The then necessary increase in treatment fees led to reduced patient numbers – the simple people could not raise the money. The administrator at the time, Br. Daniele negotiated with the Ministry of Health and obtained government grants from 1997 onwards.
In the late 1990s, cattle raids were the order of the day. On August 15, 1999, I was ambushed and injured in both my legs. I was only able to return to Matany after 7 months – but thanks to the excellent team spirit and the well-coordinated working procedures of the management team, the hospital continued to function without interruption.
The uncertainty in the region made it extremely difficult to find doctors for St. Kizito Hospital – in some years there were only two or three doctors for the entire clinic.
herefore, in 2001, doctors began to take on temporary jobs. Various organizations provided support with specialist staff, including the Senior Expert Service, Horizont 3000 and the Catholic Mission Board. Private contacts were also helpful in the search.
The hospital has grown over the years – it now has 250 beds.

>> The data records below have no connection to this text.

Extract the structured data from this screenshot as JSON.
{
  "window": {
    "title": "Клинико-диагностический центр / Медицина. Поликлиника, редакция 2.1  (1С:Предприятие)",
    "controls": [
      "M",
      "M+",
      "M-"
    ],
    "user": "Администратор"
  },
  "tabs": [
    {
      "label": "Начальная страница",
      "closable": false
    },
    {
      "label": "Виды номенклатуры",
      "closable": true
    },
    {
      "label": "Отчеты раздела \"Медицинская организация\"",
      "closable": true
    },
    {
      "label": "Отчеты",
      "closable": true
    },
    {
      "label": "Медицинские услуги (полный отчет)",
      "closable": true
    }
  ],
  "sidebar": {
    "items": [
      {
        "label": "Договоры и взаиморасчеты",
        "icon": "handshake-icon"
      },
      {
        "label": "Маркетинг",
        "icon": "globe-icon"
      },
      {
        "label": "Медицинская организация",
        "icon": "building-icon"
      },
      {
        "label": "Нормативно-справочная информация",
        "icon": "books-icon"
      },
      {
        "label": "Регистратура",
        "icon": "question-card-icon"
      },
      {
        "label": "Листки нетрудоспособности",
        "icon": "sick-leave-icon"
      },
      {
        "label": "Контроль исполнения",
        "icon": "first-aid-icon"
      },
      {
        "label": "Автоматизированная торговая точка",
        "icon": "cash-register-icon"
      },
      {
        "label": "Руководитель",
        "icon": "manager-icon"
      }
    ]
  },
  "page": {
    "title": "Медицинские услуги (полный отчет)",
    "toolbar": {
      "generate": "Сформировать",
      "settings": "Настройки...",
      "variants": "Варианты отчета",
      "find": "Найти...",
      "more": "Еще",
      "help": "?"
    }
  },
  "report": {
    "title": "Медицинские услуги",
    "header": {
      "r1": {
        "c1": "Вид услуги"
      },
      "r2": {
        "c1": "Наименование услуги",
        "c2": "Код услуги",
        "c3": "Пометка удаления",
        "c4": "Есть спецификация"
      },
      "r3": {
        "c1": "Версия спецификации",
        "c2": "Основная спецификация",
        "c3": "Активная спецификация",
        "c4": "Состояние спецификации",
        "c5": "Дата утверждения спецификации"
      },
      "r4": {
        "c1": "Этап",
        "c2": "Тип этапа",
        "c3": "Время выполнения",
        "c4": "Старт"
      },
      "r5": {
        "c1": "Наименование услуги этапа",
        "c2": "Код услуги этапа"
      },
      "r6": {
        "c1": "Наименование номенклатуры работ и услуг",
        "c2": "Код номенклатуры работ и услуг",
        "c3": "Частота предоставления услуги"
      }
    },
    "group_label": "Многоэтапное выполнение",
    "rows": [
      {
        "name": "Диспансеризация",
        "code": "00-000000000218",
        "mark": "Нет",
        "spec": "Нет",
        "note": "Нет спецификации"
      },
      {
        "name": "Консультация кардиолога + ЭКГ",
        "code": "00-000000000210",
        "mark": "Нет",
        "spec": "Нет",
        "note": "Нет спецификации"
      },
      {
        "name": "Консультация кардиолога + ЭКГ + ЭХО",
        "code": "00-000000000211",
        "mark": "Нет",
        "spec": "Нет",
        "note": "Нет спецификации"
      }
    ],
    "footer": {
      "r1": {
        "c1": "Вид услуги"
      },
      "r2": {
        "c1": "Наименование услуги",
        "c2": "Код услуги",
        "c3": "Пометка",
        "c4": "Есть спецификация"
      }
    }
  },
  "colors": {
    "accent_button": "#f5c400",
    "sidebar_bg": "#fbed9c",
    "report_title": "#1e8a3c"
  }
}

There have also been many improvements in the technical field, which were mentioned in the past circular letters: photovoltaic plant, solar hot water system, modern incinerators, large hospital washing machines, biological waste water treatment plant, the modernization of our
X-ray department, new autoclaves in the operating theatre as well as the change to standardised sterile goods containers, new anaesthesia machines, an oxygen plant, modernization and automation in the hospital laboratory, an endoscopy unit … All of these measures were only possible with the active support of many donors and benefactors, development organizations, etc. Thank you!
It is important to us in Matany to train many young people and enable them to provide for their own livelihood. The gratitude of these young professionals is enormous.
A speaker at our anniversary celebration reported what many patients from the southern region experience in St. Kizito Hospital: In Matany they were lovingly cared for and healed … that is why “God must be living in Matany”. Yes, it is our endeavour that our patients experience God’s loving attention through our service.
We celebrate this attention again at Christmas – God becomes human and wants to remain tangible through our actions in the world.
From the bottom of my heart, I wish you all this experience of the closeness of God again and again – not just for Christmas.